Secure APIs provide a single gateway for developers from smaller companies that are in your organization’s “ecosystem” to access and monetize the backend systems, databases and information that are your core assets. If you can support outside developers in creating great apps for you, you avoid grinding out that code yourself. That makes you much more agile and reduces your cost and delivery times. It also lets you tap outside developers if you need help in a new or emerging area, such as a Google Glasses app or Big Data or for a short-lived app like one that works with a Super Bowl promotion.

In addition, outside developers might see ways to monetize your internal systems that you cannot. They might come up with, say, a social banking app that builds brand loyalty by using a customer’s social group to encourage her to contribute to a retirement account. They might develop a branded pedometer app for a health plan to track a member’s exercise routine. This is no different than when Twitter or any other social media platform lets third-party developers connect to their information systems, delivering revenue in ways the business might never have imagined.

Organizations taking advantage of this market opportunity are building on a platform that allows them to abstract security and data transformation tasks into a technology layer purpose built to enable this innovation. Think of this as a mobility Gateway that streamlines development and reduces risk by eliminating the need to write everything from security to access control, caching and load management for every application. If those functions are delivered from the Gateway, developers can focus on quick revisions of the front-end application to go after those potential big market wins.

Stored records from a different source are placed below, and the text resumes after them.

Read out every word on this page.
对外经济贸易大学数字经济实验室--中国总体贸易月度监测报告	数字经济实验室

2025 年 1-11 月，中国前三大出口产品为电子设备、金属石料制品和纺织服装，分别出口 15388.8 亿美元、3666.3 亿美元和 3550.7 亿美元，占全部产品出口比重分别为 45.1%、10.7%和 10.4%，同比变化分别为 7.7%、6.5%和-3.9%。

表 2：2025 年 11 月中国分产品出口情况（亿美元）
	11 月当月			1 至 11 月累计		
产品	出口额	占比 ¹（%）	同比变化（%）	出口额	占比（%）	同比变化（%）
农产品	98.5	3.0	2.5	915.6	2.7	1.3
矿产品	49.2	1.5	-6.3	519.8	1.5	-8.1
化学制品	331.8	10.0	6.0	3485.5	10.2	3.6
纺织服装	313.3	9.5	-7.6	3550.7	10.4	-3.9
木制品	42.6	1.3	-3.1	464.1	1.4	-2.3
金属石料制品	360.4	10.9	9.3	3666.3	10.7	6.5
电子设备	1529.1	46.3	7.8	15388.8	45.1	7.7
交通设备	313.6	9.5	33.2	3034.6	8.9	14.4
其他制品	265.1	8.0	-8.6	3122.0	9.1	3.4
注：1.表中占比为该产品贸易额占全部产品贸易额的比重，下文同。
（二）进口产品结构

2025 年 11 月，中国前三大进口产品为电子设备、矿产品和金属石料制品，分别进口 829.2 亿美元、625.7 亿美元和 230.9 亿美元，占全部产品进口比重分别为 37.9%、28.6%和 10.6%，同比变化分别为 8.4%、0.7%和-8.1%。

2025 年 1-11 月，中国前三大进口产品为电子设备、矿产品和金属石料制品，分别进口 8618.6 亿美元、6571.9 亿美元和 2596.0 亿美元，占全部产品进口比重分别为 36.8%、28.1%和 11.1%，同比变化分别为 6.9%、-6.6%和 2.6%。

At CA Technologies, we are now providing such a secure Gateway, following our acquisition of Layer 7. The Layer 7 technology provides a secure Gateway that sits in front of your backend systems, exposing them via simple and secure APIs. It provides everything from identity verification to caching through a single security and IT optimization layer, giving developers – and the business – the freedom to experiment and innovate.

The way to build out your APIs is to start slowly using budget from individual projects but keeping the long-term architecture in mind. Don’t try selling it to the business in terms of APIs, caching and security layers. Instead, tell it how you’re giving it the ability to rapidly and securely experiment with new business models at low cost. Talk about how you’re letting it roll out a new mobile application more quickly or giving an outside developer the tools to find a new route to market for you.

We’re seeing that customers who build APIs, not applications, are leveraging the creativity of a world of clever developers. What challenges and rewards have you found on your API journey?